Soulless black eyes gleaming with hatred, white face twisted with rage, she leaned over me, sword raised for the final blow, and I braced myself, not daring to breathe. Let me die with courage.
Then a flash of gold shot past me, throwing her onto her back in the grass near the rocks. I heard Aslan roar and somehow struggled to my feet, somehow managed to keep hold of my sword. I didn't know how, but she was gone. She was gone, and He was here.
"It is finished."
Bewildered, I could only look at Him. He had conquered the Witch. He had conquered death. But the prophecy– Edmund–
Then I heard the girls calling my name and we were running to Edmund's side. He was dying. He had saved me, and now he was dying. There were four thrones in that shining castle by the sea. How if only three were filled? Lucy gave him a drop of her cordial, but it was too late. His labored breathing stopped. Jadis had won after all. She had won! Aslan, please–
My heart lurched as I realized Edmund was breathing again. The color came back into his face and I pulled him into a hug. Then all four of us were pressed close together, alive and whole and free, watching as Aslan breathed His life on everything Jadis had cursed.
Yes, He had conquered the Witch.
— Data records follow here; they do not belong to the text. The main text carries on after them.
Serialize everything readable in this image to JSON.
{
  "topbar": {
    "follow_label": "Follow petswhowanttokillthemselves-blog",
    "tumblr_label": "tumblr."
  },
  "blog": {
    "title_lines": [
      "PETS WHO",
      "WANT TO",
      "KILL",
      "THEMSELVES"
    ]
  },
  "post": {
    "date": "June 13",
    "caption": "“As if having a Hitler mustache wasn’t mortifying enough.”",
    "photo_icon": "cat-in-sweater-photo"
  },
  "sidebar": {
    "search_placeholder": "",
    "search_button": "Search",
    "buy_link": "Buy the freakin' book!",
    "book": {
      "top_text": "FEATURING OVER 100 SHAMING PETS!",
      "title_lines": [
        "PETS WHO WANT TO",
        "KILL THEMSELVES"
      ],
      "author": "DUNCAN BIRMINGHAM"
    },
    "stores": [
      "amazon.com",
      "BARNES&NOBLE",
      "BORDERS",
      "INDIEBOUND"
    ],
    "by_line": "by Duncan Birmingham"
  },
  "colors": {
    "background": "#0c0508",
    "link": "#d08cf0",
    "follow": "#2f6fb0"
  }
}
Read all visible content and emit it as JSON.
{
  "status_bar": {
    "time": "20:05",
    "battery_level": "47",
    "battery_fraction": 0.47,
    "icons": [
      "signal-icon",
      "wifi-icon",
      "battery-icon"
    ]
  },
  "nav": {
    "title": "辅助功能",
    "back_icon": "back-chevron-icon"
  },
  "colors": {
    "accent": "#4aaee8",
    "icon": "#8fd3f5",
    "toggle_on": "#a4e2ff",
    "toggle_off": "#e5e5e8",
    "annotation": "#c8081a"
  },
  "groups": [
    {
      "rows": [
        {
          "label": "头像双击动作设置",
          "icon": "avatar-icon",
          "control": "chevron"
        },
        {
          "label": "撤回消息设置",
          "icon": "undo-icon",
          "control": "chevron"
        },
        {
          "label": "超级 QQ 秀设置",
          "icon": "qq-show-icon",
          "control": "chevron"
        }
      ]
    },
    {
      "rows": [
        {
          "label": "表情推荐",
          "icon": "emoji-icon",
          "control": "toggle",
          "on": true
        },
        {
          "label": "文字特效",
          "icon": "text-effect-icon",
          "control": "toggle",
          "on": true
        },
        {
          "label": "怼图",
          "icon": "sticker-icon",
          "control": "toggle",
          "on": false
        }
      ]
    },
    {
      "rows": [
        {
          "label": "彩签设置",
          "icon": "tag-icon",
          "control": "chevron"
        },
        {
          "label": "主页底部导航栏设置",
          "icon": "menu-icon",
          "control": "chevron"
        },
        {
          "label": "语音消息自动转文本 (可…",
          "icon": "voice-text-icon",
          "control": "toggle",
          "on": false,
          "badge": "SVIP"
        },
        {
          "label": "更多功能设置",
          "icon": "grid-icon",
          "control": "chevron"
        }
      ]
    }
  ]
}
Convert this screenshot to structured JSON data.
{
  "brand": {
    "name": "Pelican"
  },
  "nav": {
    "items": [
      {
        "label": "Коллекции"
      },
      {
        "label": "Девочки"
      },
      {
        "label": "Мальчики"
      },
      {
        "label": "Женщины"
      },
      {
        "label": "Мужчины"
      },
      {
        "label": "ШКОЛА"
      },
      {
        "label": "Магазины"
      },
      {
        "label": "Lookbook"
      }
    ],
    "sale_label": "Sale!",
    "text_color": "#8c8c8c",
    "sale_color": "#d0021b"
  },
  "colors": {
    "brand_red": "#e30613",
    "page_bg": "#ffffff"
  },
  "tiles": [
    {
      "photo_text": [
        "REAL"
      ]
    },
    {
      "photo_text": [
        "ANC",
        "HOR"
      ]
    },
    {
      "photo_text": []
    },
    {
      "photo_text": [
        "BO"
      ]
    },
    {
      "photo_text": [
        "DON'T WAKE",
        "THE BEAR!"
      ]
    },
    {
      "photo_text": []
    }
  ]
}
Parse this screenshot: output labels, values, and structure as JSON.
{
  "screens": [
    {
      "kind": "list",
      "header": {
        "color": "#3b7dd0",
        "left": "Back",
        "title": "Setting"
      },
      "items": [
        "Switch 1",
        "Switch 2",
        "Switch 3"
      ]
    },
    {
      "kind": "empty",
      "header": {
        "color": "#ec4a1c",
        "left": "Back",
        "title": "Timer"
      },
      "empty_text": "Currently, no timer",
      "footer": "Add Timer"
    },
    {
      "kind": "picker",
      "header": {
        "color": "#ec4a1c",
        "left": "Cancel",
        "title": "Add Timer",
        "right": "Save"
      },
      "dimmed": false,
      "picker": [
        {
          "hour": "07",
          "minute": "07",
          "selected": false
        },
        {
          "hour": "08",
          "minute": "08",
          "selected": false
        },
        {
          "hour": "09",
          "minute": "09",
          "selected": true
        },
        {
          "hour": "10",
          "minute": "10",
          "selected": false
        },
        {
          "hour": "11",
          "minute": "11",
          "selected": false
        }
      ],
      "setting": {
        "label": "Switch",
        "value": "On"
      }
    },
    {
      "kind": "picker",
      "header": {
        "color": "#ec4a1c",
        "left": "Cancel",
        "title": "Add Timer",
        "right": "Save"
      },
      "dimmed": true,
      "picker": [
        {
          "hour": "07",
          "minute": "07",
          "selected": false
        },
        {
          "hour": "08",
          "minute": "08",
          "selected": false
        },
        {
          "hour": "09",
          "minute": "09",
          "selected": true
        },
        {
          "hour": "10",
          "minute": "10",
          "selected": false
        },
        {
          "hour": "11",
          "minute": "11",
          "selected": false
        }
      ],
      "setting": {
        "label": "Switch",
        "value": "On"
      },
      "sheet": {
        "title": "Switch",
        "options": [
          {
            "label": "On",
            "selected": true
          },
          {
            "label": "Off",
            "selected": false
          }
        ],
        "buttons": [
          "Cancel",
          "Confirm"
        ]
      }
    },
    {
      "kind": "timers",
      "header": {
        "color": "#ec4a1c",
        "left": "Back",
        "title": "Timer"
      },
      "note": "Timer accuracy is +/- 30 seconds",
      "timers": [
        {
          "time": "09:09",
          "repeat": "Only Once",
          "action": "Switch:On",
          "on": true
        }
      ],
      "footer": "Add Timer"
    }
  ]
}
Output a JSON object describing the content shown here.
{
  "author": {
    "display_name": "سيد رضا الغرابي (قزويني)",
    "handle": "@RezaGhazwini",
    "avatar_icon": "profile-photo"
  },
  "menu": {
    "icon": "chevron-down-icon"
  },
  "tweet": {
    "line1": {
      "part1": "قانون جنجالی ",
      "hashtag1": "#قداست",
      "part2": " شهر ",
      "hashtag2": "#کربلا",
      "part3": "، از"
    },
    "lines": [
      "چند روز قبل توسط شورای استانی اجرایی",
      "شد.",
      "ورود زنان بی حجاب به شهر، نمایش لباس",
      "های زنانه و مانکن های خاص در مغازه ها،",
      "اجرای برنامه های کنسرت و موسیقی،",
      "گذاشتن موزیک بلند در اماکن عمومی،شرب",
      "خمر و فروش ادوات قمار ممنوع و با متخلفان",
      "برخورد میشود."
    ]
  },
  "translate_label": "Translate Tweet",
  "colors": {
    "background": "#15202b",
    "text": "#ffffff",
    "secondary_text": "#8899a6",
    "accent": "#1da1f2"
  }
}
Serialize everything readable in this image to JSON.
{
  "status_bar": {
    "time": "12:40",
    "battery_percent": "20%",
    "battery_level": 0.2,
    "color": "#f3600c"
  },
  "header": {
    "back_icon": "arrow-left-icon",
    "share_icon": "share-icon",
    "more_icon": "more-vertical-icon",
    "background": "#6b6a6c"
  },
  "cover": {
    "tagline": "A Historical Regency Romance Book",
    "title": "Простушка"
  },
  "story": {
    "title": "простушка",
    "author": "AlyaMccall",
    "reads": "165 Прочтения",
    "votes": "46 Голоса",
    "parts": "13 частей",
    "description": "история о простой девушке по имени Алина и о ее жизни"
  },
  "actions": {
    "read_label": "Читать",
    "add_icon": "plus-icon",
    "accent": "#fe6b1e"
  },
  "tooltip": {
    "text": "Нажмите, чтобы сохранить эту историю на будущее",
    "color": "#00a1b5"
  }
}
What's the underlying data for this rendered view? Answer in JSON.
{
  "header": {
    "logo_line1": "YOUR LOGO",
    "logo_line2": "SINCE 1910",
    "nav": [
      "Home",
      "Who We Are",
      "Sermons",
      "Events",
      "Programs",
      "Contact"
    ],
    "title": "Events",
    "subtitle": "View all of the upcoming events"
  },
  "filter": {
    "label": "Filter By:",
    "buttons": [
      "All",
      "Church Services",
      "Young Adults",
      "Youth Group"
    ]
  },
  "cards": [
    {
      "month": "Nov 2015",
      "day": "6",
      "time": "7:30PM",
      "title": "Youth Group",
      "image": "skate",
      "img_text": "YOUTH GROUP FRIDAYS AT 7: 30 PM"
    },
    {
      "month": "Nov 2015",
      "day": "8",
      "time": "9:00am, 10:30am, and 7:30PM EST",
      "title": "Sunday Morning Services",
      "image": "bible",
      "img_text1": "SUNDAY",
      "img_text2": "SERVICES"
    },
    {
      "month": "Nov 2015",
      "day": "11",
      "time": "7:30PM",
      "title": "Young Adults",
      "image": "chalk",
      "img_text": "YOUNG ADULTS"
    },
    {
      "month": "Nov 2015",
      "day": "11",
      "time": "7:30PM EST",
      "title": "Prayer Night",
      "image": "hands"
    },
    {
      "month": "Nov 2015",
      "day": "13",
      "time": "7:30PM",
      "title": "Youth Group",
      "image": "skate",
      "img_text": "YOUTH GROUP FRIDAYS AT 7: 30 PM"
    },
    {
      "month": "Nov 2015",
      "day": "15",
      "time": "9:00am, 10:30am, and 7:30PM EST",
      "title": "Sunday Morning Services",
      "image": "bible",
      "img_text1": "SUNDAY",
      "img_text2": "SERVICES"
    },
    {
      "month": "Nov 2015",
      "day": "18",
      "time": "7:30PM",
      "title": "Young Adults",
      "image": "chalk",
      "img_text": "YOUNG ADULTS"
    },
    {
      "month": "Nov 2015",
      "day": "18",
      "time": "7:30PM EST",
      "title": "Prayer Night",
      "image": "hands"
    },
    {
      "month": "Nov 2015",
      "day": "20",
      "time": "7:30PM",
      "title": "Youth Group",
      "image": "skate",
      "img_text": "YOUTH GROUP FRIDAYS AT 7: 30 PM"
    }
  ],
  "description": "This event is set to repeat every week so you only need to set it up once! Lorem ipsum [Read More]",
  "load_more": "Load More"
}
He had conquered death. Not just for Himself, but for all of us and for anyone who trusted in Him. Not as I had thought it would be, but precisely as He had said, the prophecy would be fulfilled.
It was then that I knew.
Death is swallowed up in victory. O death, where is your victory? O death, where is your sting?
I Corinthians 15:54-55
Author's Note: Happy Easter! Christ is risen. He is risen indeed!